From what I've been able to see, you are not using an average of two values, but rather using whichever value produces the highest number in the "child" hex, as in the case of 52 and 78 both going into the Bad Axe Forest (56/3<78/3).

My confusion arose in that, if both "blue" 78s had been applied, both giving 39 to the child hex between them, I'd have yet another 78 "blue".

I was confused as to why similar colored numbers with multiple possible parents were not suffering from recursive calculations.

However, if you were using merely the highest possible value of the same color, it would solve that problem.

Apologies for inadequate explanation of the issue.

Okay.

ReplyDeleteThe next hex, "39", still comes from Port Lork. The 155 is divided by 2 for each ordinary hex FROM Port Lork. If both hexes are plains, then it is 155/2/2 = 39.

If the two hexes are plain, then forest, then it is 155/2/3 = 26. If the two hexes are both forest, it would be 155/3/3 = 17.

If we were talking about something that was three hexes away, all plains, it would be 155/2/2/2 = 20. And so on.
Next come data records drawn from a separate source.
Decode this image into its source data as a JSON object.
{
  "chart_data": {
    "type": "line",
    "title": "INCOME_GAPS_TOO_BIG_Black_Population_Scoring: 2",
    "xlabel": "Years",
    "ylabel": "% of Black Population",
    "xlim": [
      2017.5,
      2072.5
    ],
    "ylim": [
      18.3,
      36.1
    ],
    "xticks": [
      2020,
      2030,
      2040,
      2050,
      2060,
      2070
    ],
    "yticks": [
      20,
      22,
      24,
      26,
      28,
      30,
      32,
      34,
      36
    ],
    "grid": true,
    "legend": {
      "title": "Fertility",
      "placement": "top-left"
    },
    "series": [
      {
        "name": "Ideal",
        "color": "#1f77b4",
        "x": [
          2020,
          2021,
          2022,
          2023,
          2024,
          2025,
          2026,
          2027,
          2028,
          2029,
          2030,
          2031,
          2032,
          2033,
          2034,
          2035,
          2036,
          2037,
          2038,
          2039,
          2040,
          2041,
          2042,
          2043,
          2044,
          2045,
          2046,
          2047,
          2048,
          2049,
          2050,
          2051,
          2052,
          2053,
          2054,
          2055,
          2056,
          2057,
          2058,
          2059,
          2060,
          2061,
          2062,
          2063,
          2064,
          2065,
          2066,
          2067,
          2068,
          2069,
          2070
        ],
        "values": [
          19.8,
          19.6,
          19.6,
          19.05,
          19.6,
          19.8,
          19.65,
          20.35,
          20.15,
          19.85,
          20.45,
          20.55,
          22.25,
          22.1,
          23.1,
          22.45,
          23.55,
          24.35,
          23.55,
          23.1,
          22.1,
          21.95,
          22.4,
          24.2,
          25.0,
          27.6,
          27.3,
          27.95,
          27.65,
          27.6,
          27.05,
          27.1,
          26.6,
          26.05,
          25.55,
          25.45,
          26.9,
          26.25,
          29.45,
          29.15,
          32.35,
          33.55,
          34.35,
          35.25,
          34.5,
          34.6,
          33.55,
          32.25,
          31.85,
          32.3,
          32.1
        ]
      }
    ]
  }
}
So the hexes between the target hex and Port Lork do not have any effect on the target hex. You calculate it all from the city hex ... and whatever the highest possible result, that is what you use.

Where does the 259 come from? I understand that it represents the population per square mile, but with regard to what? Urban density would be at least, I think, 38k per square mile (that's from data for the early Renaissance period, so it should definitely be a minimum), while 259 people per square mile seems, to me, to be rather high for a rural population.

ReplyDeleteThe 259 comes from a miscalculation of the number of square miles in a 20-mile diameter hex, one I made 10 years ago and which I don't want to adjust now because it would mean redoing hundreds of hours of work.

ReplyDelete259 persons per hex (or 1 person per square mile according to my miscalculation) equals an infrastructure of 1 point.

So it doesn't mean 259 people per square mile but 1 person per square mile x 259. That should sound like 'rural.'

Great. Thank you! That is very helpful.

ReplyDeleteOther than using elevations to limit infrastructure, are there any other ways in which your process differs from what is described in this post? Are rivers barriers in the same way as when calculating distances for the trade tables, for instance?

ReplyDeleteThe only barrier I use for infrastructure is elevation, and that all infrastructure for a given region is contained within that region's borders (as the population density that the infrastructure is based on is region specific).